If the deep-seated awareness of the division of roles between men and women is dissolved as well as solving long working hours, I am sure that women will automatically become empowered.

What do you think is the key to solving long working hours?

Companies try to tackle this issue, but their efforts are only superficial, such as setting no-overtime work days and lights out at offices. Unless you apply human resources and time to higher-priority works that directly leads to sales and profits and simultaneously attempt to reduce lower-priority works, you will not be able to solve these problems. You also need to standardize and simplify work processes that tend to be based on personal judgments. Fundamentally speaking, the difference between men and women is time restrictions due to child-rearing and nursing care. Creating an environment where women with time restrictions can flourish, this is work style reform. That is, you have to treat the promotion of female empowerment and work style reform as different sides of the same coin.

What do you think about the role of the government and public administration?

There are things that companies cannot tackle alone. As I said, one is social awareness of the roles of men and women. This is the societal belief that men should be the breadwinner and women should do the housework, child-rearing and nursing care. As long as this consciousness remains, female empowerment will have difficulty expanding. In recent years, not a few young men have raised their awareness that family life is more important or that both family life and working outside are important. The government needs to take leadership in promoting awareness reforms in society as a whole.

Another issue is child care facilities. Some large companies have child care facilities of their own, but not many companies can do this. You have to depend on the central and local governments for child care centers.

What do you think about female career development?

Both men and women have no choice but to develop themselves through work experience. There are cases in which women decline difficult jobs, personnel transfers and promotions to managerial positions due to a lack of experience, lack of self-confidence or fear of failure. Companies, bosses and women themselves need to have appropriate recognition that the accumulation of work experience leads to female career development.

On the other hand, we are also seeing an increase in the number of women who start up their own businesses. In the past, many women who gave up their career due to childbirth and child-rearing started a business by making use of their experience as housewives. But in recent years we have seen an increase in cases in which young men and women start business by making use of their IT skills, coming up with good ideas. If women develop more IT skills, they will have more opportunities for becoming entrepreneurs.

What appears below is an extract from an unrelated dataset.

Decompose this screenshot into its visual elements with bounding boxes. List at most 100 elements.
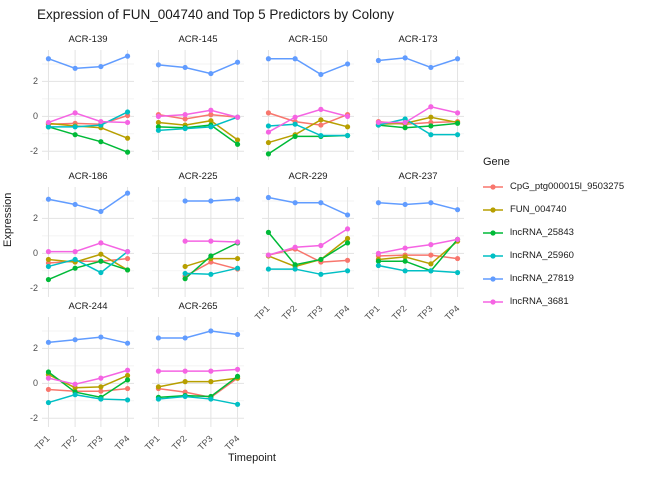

We have heard that enhancing diversity as well as female empowerment is important for corporate growth.

For many years companies carried out operations mainly through male Japanese workers who were employed as new graduates. But I think that this only creates a homogenous culture and makes it difficult to innovate. For corporate growth, it is important that human resources with different attributes and experiences, including men and women, young and old people, Japanese and non-Japanese people, employees who joined companies after graduation from school and people who were employed halfway through their career, get together and pool their diverse information, values and networks.

The late Masaru Ibuka, one of the founders of Sony Corporation, said that innovation occurs where common sense and extraordinary sense meet. To borrow this idea, common sense is an accumulation in companies from Japanese men working long hours. Of course, this is important. But women, foreigners and people who are employed halfway through their career could bring extraordinary sense to work places. I believe that innovation will be created by putting more importance on people who have not had the chance to perform well until now.